Gyrogroup implies left-inverse property loop

Statement

Suppose $(G,*)$ is a gyrogroup with neutral element $e$ and inverse map ${}^{-1}$. Then, $(G,*)$ is a left inverse property loop with the same neutral element $e$ and where the left inverse map is the same as the inverse map.

Proof

Given: A gyrogroup $(G,*)$, elements $a,b \in G$.

To prove: There exists unique $u \in G$ such that $a * u = b$ and there exists unique $y \in G$ such that $v * a = b$ (together, these prove it's a loop). Further, $u = a^{-1} * b$ (this shows the left inverse property).

Proof:

Step no. Assertion/construction Facts used Given data used Previous steps used Explanation
1 $\operatorname{gyr}[e,x]$ is the identity map for all $x \in G$. We note that, for any $y \in G$, $e * (x * y) = x * y = (e * x) * y$. By uniqueness of $\operatorname{gyr}[e,x]y$, we get $\operatorname{gyr}[e,x]y = y$.
2 Suppose $x,z \in G$ are such that $z * x = e$. Then, $\operatorname{gyr}[z,x]$ is the identity map. gyroassociativity Step (1) By the left loop property, $\operatorname{gyr}[z,x] = \operatorname{gyr}[z * x,x] = \operatorname{gyr}[e,x]$ which is the identity map by Step (1).
3 $\operatorname{gyr}[a^{-1},a]$ is equal to the identity map.
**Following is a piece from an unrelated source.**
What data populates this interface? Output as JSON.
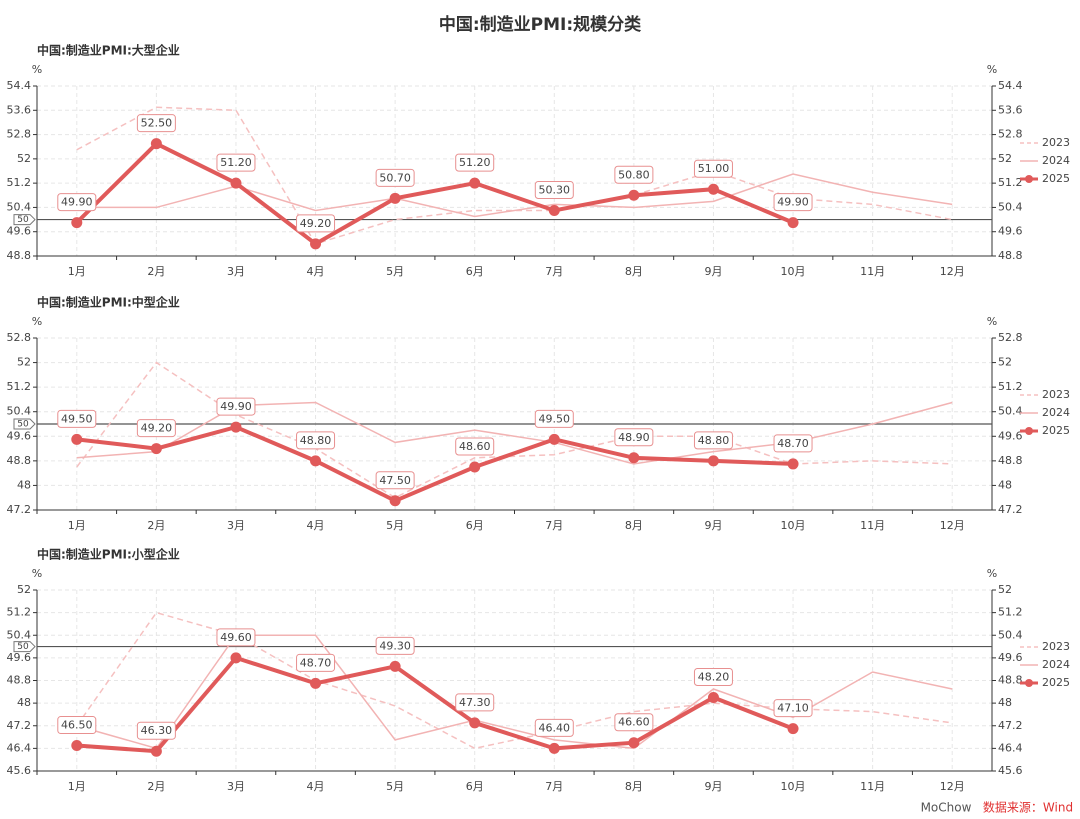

Step (2)
4 We have $a * u = b \implies a^{-1} * (a * u) = a^{-1} * b$. This simplifies to $u = a^{-1} * b$. Step (3) By Step (3), we obtain that $a^{-1} * (a * u) = (a^{-1} * a) * u$ and thus it simplifies to $e * u = u$.
5 $v * a = b \implies \operatorname{gyr}[v,a] = \operatorname{gyr}[b,a]$ left loop property we use that $\operatorname{gyr}[v,a] = \operatorname{gyr}[v * a,a]$
6 We have $v * a = b \implies v = b * \operatorname{gyr}[b,a](a^{-1})$. In particular, $v$ exists and is uniquely determined by $a,b$. Step (5) Consider the gyroassociativity of $v,a,a^{-1}$: $v * (a * a^{-1}) = (v * a) * \operatorname{gyr}[v,a]a^{-1}$. Simplifying the left side gives $v = (v * a) * \operatorname{gyr}[v,a]a^{-1}$. Now use Step (5) and we are done.

Steps (4) and (6) complete the proof.